Those are the familiar facts. The story behind that performance is considerably richer, though, as Jeremy Schaap reminds us in his new biography, "Triumph: The Untold Story of Jesse Owens and Hitler's Olympics."
Now, I'm not sure how much of this story is truly "untold." There have been numerous Jesse Owens books over the years, including a few written by the man himself. Schaap, an ESPN anchor, largely refers to published newspaper accounts, interviews and other books. Little of the material in the "Triumph" is new, but Schaap has a mission in retelling the "greatest sports story ever" (from his Today Show interview). Fast behind his conviction that Jesse Owens is the greatest Olympic athlete in the history of the games comes the contention that many of the myths surrounding Owens are inaccurate.

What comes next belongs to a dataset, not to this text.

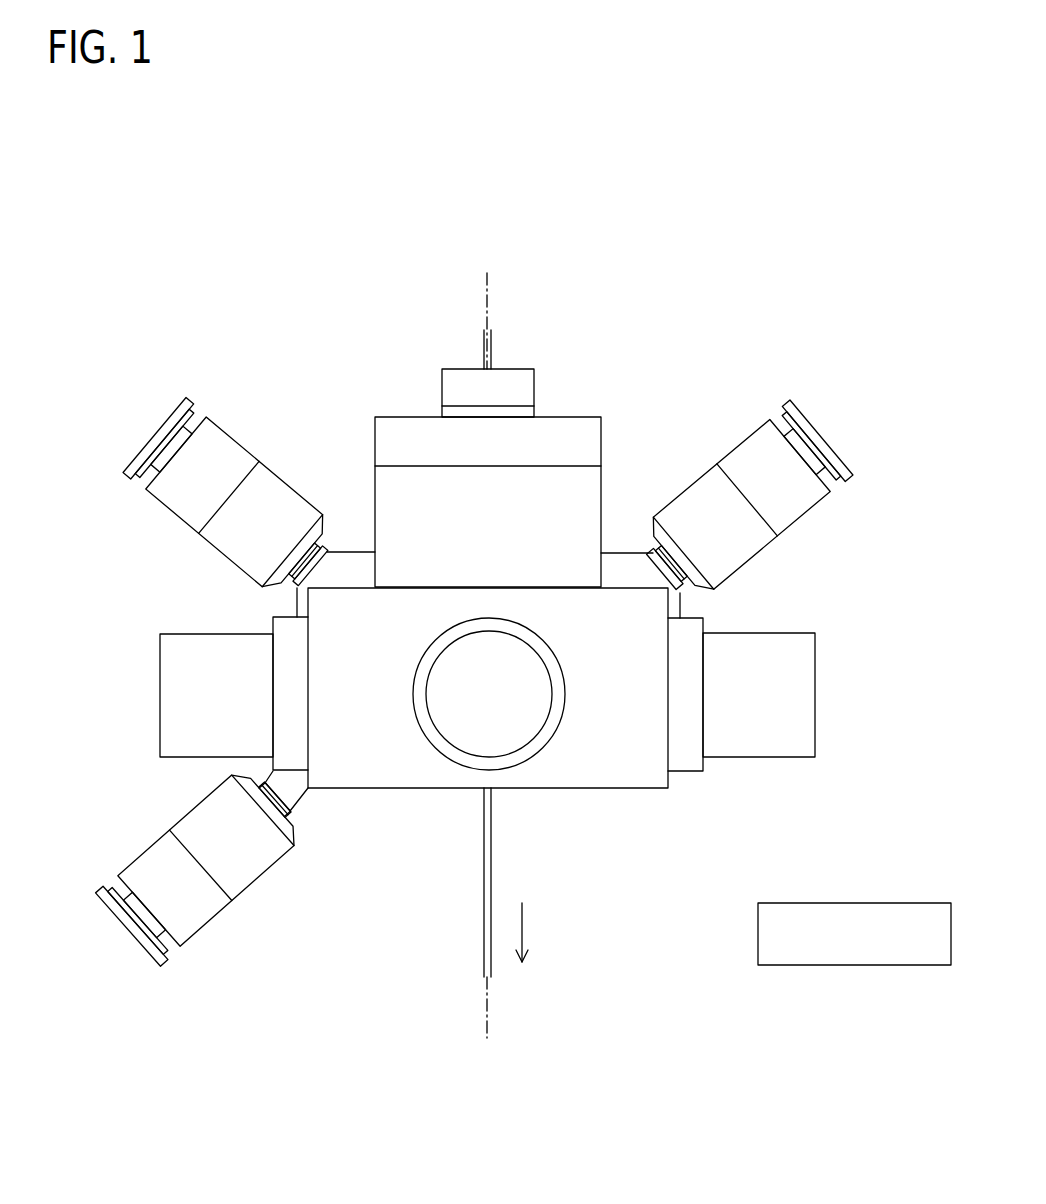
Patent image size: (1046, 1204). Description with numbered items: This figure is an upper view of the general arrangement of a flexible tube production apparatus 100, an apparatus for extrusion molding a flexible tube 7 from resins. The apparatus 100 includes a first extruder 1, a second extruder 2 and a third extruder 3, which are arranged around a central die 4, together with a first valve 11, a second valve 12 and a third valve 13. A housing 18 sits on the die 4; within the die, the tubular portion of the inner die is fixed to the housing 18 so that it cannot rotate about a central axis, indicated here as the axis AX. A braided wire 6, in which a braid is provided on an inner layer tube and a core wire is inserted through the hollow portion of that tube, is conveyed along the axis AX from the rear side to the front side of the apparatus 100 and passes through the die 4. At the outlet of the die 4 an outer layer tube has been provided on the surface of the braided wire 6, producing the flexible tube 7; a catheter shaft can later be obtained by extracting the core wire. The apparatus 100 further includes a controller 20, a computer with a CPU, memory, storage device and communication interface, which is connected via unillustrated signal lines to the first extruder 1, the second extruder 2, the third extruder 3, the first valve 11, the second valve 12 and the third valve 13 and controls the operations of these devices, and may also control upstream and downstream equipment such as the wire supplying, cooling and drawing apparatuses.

The book's opening chapters jump back and forth in time, from an interview late in life with Edward R. Murrow, to Owens' record breaking Big Ten track meet in Ann Arbor, Mich., in 1935 -- where he set three world records and tied a fourth representing Ohio State -- to his humble beginnings. Schaap introduces his devoted coaches -- white men who spotted Owens in junior high and nurtured his talent -- and he builds early suspense by chronicling the rivalry between Owens and his greatest competitors: Eulace Peacock and Charles Metcalfe, also African-Americans. Peacock, in fact, racked up a record of consistently besting Owens before an injury ruined his Olympic dreams. Strange to imagine it now, but it's quite possible that a healthy Peacock would have been the hero of the Games instead of Jesse Owens.
As the narrative progresses, the controversy around whether the U.S. team should take part in the Berlin Olympics takes center stage. It may surprise readers to learn how close the United States came to boycotting. Schaap himself has said in interviews that the United States shouldn't have legitimized the Third Reich by participating. Ironic, of course, as that idealism would likely have rendered Owens little more than an obscure college star.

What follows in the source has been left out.